All those we spoke to in training roles are acutely aware that the end goal is to raise the bar on safety.

Coupe says, “I try to make a real impact with my work and help others. I’ve been an ambassador for training for a long time, coupled with a passion for safety in the industry.

“I’ve been lucky enough to work with inspirational people at Certora Training, who continue to encourage and support me to achieve my goals.

“I hope to continue to make a difference and contribute towards helping people get home safely after working at height,” she adds, in an echo of Bell’s words.

Similarly Bonsall said that being a part of people’s personal growth journeys and seeing them “develop their skills, knowledge and behaviours and creating an environment where they can be successful”, is also highly rewarding.

She says, “Whether they be learners attending one of our training courses, instructors and assessors delivering training, or members of my team... I am inspired when I see how our services and the industries that we operate in have such a positive impact on the capabilities and safety of others.”

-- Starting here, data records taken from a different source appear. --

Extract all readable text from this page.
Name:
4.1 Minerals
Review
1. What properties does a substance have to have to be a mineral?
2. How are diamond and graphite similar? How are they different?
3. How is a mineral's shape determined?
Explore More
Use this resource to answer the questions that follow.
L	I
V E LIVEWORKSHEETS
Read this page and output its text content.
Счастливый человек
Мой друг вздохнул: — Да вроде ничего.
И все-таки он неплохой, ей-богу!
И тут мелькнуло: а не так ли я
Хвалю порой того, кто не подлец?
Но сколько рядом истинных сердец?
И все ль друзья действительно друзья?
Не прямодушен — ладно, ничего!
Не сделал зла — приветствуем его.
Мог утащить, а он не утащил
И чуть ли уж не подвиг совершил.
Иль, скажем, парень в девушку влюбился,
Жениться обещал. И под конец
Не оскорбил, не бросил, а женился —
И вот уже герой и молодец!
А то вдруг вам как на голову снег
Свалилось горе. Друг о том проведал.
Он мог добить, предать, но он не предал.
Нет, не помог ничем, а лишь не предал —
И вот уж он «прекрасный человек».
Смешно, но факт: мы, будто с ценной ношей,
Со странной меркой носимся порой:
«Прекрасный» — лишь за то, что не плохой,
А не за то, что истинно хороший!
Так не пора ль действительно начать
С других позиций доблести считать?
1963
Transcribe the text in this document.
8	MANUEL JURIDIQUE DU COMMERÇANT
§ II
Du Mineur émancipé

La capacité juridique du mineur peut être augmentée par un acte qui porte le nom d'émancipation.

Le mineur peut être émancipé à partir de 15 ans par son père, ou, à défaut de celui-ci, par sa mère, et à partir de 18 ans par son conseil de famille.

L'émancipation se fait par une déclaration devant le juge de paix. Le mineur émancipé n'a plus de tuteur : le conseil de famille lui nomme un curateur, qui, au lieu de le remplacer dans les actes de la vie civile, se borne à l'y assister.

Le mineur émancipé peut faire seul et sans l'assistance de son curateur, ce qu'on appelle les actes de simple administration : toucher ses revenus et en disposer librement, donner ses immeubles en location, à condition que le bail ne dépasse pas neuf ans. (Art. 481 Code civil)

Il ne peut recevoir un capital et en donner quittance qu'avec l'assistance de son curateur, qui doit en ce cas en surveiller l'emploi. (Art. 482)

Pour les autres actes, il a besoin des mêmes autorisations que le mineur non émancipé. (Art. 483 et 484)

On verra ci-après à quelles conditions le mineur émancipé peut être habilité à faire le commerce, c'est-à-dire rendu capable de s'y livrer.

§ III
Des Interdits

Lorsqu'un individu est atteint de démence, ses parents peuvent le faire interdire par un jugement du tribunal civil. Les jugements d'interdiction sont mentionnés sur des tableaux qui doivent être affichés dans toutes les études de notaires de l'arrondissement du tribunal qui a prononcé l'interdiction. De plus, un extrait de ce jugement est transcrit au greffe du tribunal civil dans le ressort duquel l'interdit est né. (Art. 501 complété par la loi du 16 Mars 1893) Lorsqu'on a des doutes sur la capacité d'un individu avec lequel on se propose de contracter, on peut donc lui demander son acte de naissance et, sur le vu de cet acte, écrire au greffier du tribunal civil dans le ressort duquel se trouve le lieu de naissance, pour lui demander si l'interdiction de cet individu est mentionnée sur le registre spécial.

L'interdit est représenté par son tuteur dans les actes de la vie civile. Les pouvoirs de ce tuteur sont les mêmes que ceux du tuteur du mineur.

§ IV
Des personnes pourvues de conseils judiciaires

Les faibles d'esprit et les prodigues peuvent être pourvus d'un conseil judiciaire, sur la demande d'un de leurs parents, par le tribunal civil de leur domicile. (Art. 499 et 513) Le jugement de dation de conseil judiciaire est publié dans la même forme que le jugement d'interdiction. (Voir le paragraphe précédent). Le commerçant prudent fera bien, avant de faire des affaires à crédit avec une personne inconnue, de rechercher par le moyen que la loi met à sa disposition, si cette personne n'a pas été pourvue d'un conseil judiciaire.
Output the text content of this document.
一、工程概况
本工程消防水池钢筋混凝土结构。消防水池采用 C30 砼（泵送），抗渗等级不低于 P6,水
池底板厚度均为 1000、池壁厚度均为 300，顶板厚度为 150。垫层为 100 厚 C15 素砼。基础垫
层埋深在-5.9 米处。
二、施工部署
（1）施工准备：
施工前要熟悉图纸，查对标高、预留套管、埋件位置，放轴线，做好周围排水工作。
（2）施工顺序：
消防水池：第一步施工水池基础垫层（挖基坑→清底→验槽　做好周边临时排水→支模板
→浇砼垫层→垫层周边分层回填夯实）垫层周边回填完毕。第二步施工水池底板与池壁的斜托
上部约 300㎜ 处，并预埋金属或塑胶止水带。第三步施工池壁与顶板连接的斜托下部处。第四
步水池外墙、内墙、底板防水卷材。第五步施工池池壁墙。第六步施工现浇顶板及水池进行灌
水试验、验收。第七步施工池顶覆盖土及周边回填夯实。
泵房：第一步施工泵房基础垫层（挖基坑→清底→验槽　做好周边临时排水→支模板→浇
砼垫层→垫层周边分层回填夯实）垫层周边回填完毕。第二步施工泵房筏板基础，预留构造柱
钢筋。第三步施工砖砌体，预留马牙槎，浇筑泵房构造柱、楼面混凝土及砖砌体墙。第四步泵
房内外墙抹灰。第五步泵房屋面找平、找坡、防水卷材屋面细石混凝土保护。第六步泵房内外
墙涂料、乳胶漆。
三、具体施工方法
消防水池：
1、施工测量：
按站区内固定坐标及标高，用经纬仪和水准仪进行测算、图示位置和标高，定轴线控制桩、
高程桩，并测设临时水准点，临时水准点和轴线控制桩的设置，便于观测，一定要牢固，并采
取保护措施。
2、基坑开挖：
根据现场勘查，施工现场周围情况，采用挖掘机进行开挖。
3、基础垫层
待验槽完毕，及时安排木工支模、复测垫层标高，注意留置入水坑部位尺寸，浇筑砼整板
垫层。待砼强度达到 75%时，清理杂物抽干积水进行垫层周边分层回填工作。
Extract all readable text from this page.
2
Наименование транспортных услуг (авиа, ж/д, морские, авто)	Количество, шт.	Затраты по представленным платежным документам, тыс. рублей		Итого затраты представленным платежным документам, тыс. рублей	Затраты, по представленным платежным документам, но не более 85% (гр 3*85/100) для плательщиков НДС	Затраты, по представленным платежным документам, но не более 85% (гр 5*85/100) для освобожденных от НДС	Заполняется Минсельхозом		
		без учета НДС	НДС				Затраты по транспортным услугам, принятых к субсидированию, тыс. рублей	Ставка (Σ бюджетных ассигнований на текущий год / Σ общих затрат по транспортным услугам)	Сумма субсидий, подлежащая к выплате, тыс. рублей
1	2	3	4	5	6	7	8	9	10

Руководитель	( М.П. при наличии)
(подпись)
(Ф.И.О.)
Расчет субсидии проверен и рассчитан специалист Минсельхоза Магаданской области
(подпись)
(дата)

Lewis also finds fulfilment in helping people overcome their fears to boost their skills and confidence.

“I try my best each day to give my training delegates confidence through gaining a qualification that helps them in their workplace,” Lewis says.

“I also enjoy helping them overcome their fear of heights and try to make the day as enjoyable as possible for them.”

Encouraging women in the equipment industry

When it comes to offering a few sage words of advice to other women in the industry or those plotting a new career path, all are full of encouragement for those who would follow in their footsteps.

Kate Bell,Kate Bell, Head of UK Training for Nationwide Platforms, part of the Loxam Group. Kate Bell, Kate Bell, Head of UK Training for Nationwide Platforms, part of the Loxam Group. (Photo: IPAF)

Bell says, “If you are thinking about joining the industry and are looking for a diverse, challenging and rewarding career, just do it.

“For those who are already within the industry and are wanting to progress their career further – set yourself some goals, and arrange a structured feedback session with your line manager.

“Don’t be afraid to ask what you need to do to progress those goals; self-awareness and the willingness to evolve is key.

Bell adds, “Above all, always be yourself, stay focused and be inspired! Gender should not determine your success, only you can do that!”

Likewise, Bonsall is keen to convey her enthusiasm to potential new entrants into the world of powered access.

“Get involved – it is a great industry to work in and one I can honestly say I’ve never struggled in, regardless of the demographic split.”

Lewis and Coupe are also resounding in their advice to not let the perceived gender imbalance put women off.

“If you have good communication skills and enjoy meeting lots of different people, this is an excellent career choice.”